敵を正面に見据えたまま瞬時に距離を取り、打刀を引き抜くが宗司は構わず突っ込んでくる。この戦いで初めて、金属同士が打ち合う音が鳴り響いた。



 通常、剣技に優れ大体の者を打ち倒せる紗霧にとって、それでも戦いの悩みとなるのは、相手との膂力の差だった。刀を手にする以上、相手取るのは男になるのがほぼ全てなのだが、男というのはそれだけで脅威となる筋力を持つ。長身で鍛錬を積み重ねてきた紗霧は決してひ弱ではないが、力で上回るのは難しい。ろくに鍛えてもいなさそうな相手が、生まれ持った力だけで自分の脅威となる屈辱を、彼女は長く感じてきた。今決死の表情で刀を振る宗司にしてもそうだ。むしろ鍛えられた彼の筋力は紗霧のそれを凌駕していると言ってもいい。純粋な力で押し合えば、彼女が押し切られる──それもほとんど拮抗できないままに。事実、紗霧は宗司の斬撃を受けさばきながら、戦いが始まった位置より大分後方まで後退し続けていた。
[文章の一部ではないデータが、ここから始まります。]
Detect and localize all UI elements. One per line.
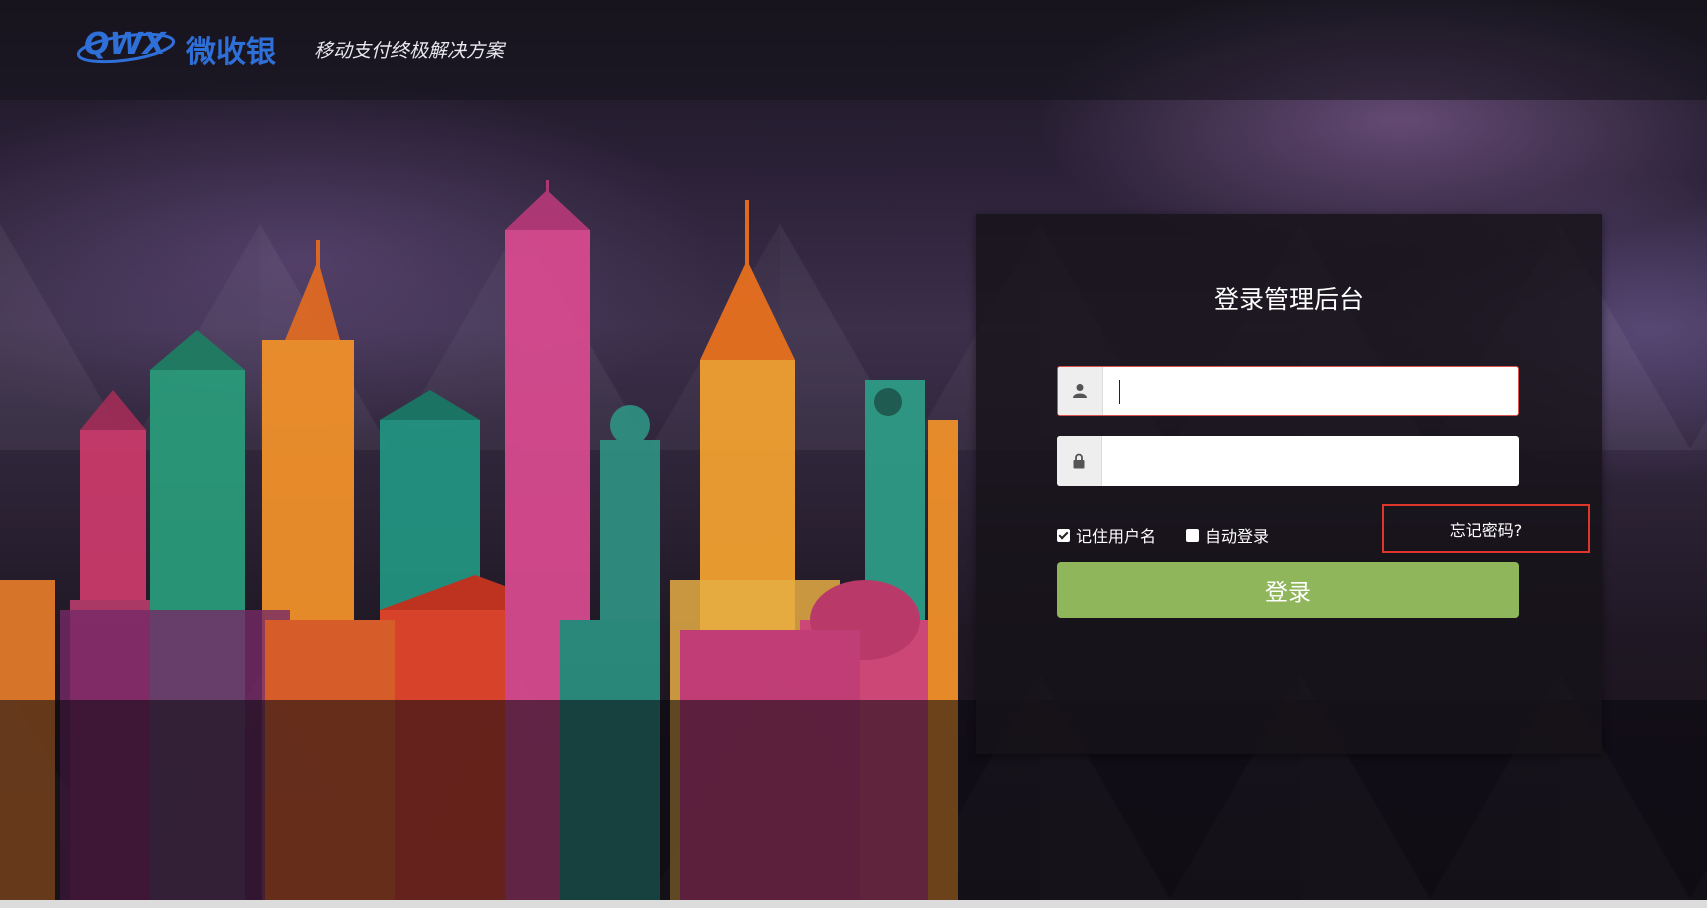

 だから、流麗な剣技と手数の多さで対抗する──速さで勝負するというのは、本来は紗霧の領分だった。それを今は宗司がやってきている。言いかえれば、彼は剣速と引き換えに、筋力というアドバンテージを活かせていない。一合一合の振り幅が短い分、体重も力も乗らず、軽い攻撃の連続になっている。もっとも、一概にそれが誤りだとは言えない。重さも防御も捨てて速さを優先することで、紗霧を防戦に追い込めているし、素人ながら運動能力センスのある動きは型にはまらず、読みづらさを生んでいる。攻撃の重さを優先して少しでも動きが大振りになれば、今よりも紗霧にとって捌きやすいのは確かだった。重さもまた、紗霧の脅威にはなり得るが。
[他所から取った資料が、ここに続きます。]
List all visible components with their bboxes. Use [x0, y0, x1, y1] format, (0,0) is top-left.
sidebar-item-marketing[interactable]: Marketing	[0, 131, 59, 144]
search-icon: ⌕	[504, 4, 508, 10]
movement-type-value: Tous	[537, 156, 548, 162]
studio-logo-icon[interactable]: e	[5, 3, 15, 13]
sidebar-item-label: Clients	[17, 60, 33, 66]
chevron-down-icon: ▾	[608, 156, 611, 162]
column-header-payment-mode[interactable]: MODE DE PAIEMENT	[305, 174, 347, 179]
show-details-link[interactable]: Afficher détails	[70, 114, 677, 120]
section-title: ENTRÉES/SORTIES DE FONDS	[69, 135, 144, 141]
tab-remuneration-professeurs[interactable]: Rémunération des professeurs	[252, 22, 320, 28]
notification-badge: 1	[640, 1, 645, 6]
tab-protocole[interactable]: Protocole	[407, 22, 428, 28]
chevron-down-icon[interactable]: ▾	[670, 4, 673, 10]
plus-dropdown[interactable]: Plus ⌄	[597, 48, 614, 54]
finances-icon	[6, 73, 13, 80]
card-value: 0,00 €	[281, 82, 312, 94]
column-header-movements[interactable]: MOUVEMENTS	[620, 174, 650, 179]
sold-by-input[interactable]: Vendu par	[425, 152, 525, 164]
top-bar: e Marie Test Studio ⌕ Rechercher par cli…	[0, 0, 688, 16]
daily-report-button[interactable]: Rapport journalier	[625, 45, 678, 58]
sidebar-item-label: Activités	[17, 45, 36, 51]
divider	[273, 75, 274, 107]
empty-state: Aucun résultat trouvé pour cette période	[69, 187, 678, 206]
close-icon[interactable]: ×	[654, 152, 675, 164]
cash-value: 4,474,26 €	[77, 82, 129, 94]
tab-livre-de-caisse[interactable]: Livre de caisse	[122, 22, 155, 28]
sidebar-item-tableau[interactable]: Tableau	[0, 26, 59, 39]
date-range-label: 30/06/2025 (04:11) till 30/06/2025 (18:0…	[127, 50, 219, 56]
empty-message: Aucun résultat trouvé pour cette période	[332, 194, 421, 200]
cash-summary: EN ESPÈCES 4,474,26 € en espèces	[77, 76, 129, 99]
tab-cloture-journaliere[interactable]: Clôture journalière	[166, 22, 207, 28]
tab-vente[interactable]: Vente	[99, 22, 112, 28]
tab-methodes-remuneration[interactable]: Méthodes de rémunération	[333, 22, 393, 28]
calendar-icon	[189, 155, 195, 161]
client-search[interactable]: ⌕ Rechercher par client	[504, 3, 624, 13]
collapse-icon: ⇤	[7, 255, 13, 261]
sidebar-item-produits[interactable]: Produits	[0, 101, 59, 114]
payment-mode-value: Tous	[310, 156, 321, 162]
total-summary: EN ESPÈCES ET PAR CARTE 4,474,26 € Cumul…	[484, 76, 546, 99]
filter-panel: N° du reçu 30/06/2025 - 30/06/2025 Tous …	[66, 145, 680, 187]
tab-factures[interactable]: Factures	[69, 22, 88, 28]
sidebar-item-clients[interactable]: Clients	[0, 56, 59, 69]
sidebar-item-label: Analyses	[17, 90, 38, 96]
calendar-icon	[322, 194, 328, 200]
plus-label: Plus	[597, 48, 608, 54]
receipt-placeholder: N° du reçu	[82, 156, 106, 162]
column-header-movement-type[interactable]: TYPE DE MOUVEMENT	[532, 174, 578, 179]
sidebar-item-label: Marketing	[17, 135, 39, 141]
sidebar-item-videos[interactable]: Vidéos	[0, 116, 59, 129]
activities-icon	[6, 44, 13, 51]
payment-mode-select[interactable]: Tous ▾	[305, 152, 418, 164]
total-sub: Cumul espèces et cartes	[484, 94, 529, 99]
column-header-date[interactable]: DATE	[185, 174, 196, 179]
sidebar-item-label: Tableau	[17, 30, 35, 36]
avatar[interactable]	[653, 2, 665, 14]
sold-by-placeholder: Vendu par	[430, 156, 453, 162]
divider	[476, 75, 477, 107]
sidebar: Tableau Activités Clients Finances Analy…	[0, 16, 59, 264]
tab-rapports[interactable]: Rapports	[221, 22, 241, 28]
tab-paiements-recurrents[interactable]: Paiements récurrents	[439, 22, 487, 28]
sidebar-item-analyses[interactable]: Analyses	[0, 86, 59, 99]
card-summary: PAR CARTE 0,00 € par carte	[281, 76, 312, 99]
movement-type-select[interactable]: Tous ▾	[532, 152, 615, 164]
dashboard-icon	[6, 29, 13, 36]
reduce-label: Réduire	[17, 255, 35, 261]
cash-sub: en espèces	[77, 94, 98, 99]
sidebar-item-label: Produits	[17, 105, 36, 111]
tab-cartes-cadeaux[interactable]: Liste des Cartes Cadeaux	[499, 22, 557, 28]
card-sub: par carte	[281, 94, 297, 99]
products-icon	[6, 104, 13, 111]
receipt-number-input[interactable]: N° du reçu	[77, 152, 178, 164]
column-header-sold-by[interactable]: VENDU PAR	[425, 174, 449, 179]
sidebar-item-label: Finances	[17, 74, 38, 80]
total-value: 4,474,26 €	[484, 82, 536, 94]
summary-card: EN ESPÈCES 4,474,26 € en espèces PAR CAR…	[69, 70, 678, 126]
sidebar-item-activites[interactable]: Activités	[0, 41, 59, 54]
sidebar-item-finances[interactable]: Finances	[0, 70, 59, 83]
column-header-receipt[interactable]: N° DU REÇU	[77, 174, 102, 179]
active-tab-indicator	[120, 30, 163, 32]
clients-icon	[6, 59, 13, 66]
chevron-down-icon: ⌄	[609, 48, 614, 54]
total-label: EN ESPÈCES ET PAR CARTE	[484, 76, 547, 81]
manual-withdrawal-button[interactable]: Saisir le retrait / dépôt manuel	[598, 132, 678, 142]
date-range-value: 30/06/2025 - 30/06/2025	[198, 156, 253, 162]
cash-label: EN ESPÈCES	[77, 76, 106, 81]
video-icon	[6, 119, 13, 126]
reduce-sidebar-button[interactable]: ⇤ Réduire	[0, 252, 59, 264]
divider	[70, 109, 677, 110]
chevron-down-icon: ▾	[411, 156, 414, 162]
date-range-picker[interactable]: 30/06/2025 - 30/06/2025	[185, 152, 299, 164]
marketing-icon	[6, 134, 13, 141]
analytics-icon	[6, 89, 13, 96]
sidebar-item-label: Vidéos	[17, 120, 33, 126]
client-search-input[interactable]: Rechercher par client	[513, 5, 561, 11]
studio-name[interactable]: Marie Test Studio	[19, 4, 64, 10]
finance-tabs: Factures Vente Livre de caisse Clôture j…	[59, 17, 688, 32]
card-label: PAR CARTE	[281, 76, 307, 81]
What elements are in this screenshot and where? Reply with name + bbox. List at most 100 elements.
 宗司の中に、そんな計略的な思考があったわけではない。ただの野生の嗅覚で、そのように判断したと言って差し支えない。そのある意味無謀な選択の実行は、彼の持ち前の運動能力と、友の仇を前にしての怒りの賜物だった。しかしそれゆえに、彼のなかでその選択は、絶対の決まりごとではなかった。……斬撃同士のぶつかり合いが、何刻続いた果てか、別に強く意図したわけではなかったが、宗司はそれまでより予備動作を広げ、少し大振りに剣を振るった。

力で押し負ける紗霧に、刃が迫る。

「……っ!」

 受ける位置をつばの間近まで引き寄せ、宗司の刀を横に払って(思ったほどは押し返せず)、強引に大きく距離をとった。深く息をはいて、心を鎮める。

 そんな紗霧の様子を見て、宗司は筋力を活かすことを有効だと感じた。

 結果、それまでよりもやや、大振りな動きを始めた。重い斬撃が紗霧を襲う。しかも、速さも少しばかりしか損なっていない。宗司の袈裟懸けを正面から受けるも、力負けして自分の刀ごと顔に迫った。どうにかのけぞって躱したが、鼻の上から右頬にかけて、2寸ばかりが裂けた。

 斬撃を受けられずとも減衰させた剣とのけぞり躱す速さ、どちらかがあと少しでも鈍ければ顔を深く斬られて死んでいただろう。斬撃を受けるたび、何度手から刀が弾かれそうになったことか、分からない。再び距離を取ろうとしたが、いい加減その動きにも慣れられたのだろう。同時に詰められた。宗司はその上段に構えた剣を、全霊の力を持って振り下ろした。